Kim ne derse desin, artık, bir değişim, dönüşüm süreci başlamıştır ülkemde. Artık yaşatılan çelişkilerin ortaya koyduğu yeni gerçekler var. Çevrenize bir bakın, aynı fikre mensup insanların nasıl ayrıştırıldığını görürsünüz. Nasıl bir bölünme ve çeşitlenme ile birbirilerine düşman kamplara ayrıldıklarını da…
Dindarlar bölündü, dinciler birbirinin arkasında namaz dahi kılmaktan imtina ediyorlar, milliyetçiler, fikri parçalanma da dindar ve dincilerden daha çeşitlilik taraftarı, sol ise kalmadı…
Birkaç idealist sosyalist ve kenarda köşede birkaç eski ülkücü ise sadece nostalji yapıyorlar, 12 Eylül öncesi kahramanlıklarını terennüm ederek… Yok olduklarının farkındalar ama hikayelerinin azameti ile geriye kalan ömürlerini renklendiriyorlar…

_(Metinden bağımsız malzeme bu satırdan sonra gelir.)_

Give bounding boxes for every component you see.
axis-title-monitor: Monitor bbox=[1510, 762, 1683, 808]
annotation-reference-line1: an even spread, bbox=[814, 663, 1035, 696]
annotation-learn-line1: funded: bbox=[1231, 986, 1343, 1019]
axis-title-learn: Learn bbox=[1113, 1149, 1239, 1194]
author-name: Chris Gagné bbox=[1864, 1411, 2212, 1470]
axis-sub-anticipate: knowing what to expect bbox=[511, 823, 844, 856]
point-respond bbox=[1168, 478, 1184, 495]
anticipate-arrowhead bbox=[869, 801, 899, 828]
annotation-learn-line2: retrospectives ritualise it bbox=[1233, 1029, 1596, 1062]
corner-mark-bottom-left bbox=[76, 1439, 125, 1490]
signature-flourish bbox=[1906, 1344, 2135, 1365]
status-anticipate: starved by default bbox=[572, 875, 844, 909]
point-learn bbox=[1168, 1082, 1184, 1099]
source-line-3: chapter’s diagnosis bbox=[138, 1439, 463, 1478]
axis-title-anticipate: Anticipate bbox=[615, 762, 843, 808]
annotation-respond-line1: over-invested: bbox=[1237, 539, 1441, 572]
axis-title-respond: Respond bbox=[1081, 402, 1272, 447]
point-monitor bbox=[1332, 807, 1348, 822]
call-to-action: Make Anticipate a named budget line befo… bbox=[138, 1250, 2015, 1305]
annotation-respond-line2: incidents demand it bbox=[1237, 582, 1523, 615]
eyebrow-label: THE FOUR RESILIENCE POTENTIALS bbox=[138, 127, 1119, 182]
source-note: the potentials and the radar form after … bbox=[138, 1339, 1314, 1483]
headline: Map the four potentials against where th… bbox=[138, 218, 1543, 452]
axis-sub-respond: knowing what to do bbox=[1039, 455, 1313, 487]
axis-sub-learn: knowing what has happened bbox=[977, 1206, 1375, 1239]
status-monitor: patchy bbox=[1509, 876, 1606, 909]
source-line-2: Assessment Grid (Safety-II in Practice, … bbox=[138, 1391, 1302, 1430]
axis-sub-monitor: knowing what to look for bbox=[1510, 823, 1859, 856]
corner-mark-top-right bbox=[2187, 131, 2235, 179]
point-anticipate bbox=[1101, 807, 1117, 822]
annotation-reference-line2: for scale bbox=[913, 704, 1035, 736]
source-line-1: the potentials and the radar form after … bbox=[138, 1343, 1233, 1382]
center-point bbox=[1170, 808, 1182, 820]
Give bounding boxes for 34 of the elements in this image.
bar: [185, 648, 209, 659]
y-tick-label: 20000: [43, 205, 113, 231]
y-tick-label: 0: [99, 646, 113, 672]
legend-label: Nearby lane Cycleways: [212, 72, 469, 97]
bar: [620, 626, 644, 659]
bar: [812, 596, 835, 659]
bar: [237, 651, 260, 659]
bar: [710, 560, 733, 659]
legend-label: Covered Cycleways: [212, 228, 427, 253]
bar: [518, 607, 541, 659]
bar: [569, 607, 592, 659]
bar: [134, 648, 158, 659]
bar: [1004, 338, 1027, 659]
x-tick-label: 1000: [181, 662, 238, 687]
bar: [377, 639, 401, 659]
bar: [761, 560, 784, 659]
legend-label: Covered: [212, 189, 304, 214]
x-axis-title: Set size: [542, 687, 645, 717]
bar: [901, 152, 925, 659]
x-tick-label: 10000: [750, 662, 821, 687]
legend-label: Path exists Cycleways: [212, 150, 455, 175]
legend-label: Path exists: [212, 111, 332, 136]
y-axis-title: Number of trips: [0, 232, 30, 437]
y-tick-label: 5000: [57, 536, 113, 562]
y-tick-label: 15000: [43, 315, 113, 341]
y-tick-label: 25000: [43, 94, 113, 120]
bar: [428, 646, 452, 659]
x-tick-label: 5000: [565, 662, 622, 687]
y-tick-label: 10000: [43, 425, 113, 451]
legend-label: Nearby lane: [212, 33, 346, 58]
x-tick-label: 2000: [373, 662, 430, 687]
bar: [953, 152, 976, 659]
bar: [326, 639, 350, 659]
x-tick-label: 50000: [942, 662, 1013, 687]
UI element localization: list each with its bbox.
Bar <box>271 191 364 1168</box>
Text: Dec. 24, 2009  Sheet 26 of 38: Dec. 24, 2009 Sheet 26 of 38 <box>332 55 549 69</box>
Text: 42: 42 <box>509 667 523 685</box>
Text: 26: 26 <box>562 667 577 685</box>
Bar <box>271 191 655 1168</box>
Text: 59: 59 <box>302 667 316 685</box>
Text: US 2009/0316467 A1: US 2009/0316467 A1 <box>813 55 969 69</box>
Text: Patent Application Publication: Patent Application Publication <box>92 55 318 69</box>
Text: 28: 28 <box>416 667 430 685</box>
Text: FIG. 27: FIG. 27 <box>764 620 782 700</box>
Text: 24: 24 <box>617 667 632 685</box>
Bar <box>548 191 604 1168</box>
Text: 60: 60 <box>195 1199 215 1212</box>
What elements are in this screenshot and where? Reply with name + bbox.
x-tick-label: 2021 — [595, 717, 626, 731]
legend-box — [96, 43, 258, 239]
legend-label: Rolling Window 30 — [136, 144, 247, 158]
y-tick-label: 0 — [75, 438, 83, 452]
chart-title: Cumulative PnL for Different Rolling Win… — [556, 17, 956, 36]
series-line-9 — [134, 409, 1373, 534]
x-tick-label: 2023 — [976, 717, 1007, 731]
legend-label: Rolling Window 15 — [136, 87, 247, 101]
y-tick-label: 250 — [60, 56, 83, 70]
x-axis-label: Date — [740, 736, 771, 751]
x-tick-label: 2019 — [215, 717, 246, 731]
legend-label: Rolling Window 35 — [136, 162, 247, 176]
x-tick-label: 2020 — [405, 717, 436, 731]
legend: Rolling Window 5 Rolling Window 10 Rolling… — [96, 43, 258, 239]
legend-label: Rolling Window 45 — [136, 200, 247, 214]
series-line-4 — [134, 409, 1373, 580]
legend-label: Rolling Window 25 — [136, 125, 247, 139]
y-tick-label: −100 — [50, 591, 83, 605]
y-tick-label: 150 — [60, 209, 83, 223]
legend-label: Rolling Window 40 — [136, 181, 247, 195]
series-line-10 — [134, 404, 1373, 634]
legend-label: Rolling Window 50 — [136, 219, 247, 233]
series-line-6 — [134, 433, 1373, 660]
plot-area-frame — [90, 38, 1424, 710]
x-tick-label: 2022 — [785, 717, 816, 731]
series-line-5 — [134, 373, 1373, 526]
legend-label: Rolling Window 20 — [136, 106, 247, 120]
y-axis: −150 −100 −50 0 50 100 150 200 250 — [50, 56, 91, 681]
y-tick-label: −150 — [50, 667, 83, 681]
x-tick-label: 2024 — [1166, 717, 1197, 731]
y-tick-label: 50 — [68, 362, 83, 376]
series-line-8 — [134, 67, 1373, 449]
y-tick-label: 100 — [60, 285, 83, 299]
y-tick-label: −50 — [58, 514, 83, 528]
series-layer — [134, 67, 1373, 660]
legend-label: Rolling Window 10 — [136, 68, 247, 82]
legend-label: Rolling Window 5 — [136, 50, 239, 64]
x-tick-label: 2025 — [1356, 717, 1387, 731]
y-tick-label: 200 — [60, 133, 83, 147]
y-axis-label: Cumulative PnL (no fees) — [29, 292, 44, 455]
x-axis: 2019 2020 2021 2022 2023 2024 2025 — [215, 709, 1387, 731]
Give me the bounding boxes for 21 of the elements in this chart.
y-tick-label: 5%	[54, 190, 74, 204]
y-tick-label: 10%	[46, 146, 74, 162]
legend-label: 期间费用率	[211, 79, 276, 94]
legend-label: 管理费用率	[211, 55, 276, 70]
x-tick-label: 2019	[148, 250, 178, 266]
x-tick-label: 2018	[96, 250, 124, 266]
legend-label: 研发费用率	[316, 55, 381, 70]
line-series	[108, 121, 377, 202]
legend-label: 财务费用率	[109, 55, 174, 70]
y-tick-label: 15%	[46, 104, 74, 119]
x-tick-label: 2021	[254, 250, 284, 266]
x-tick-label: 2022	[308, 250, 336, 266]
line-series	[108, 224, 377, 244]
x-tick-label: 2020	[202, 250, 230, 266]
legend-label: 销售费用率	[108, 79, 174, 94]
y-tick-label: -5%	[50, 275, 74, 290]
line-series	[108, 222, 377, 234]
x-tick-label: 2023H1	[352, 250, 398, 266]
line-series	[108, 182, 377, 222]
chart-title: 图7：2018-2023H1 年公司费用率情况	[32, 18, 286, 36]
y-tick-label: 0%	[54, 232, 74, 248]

Türkiye’de taraf olmak, tamamen menfaat odaklı. Bir dirhem menfaatin geleceği tarafa güneş muamelesi yapan ayçiçekleri gibiyiz. Her seçimde, boynumuzun koparılıp yağa durmamızı bekliyorlar siyasi rantçılar.
En büyük siyasi rantçılar muktedir olanlardır, şüphesiz. Bahane arıyorlar, alakasız birinin sözlerini yatırıp masaya, umuma teşmil bir operasyona tabi tutuyorlar. Söz sahibini bağlar diye düşünmüyorlar, abalıya vurmanın bahanesiyle biz-siz ayrımını ölesiye bir değere tabi tutuyorlar. Biliyorlar ki, iyi bir malzeme ile, biz-siz ayrımı iyi oy potansiyelinin alt yapısıdır. Oy için, memleketi bile bölmeyi makul gören bir siyasi aymazlık memleketin başına bela…
Dil koparıyorlar, el kesiyorlar, cezaların en ağırıyla cezalandırıyorlar, hem de yargı yerine geçip… Biliyorlar ki, kendi tahriklerinin neticesi insanlar pusula kaybıyla yanlış söz ve eylemlerde bulunacaklar; biliyorlar ve tahrik ediyorlar! Tahriklerine tahammül edemeyeceklerin tepkilerini kullanacaklar ya, siyaset mühendisliğinin en üstünde bir eforla çalışıyorlar…
Yok artık “ülkücü,” yok artık “devrimci,” yok artık “dindar,” yok artık bu memlekette ayak direyen bir ideolojik birliktelik. Sadece PKK ile onun türevleri ve yıkıcı-bölücü dinci anlayış ayrı-gayrı olsalar da birleşebilecek nitelikte…
Hepsi parça parça! Kim yaptı bu işi, nasıl başardı?
Ortada bir gerçek, dinle diyanetle hiç alakası olmayanlar, alkolikler, uyuşturucu müptelaları, ahlaki çöküntü içerisinde hayat sürdürenler dahi dindarlık teranesi yapıyorlar.
En ucuz, en kolay satılan ve herkesin kabulüne tabi malzeme din. Hele cami ortamlarında bu satışı yapmaya uygun imamlarınız varsa, işiniz daha bir kolay olur. Avam popülizmi, efendi-köle ilişkisinin aracıdır bilirsiniz. Bu ilişki nihayetinde Monarşiyi doğurur.
Monarşilerde her kademede bulunan, kendi altında bulunanın efendisidir.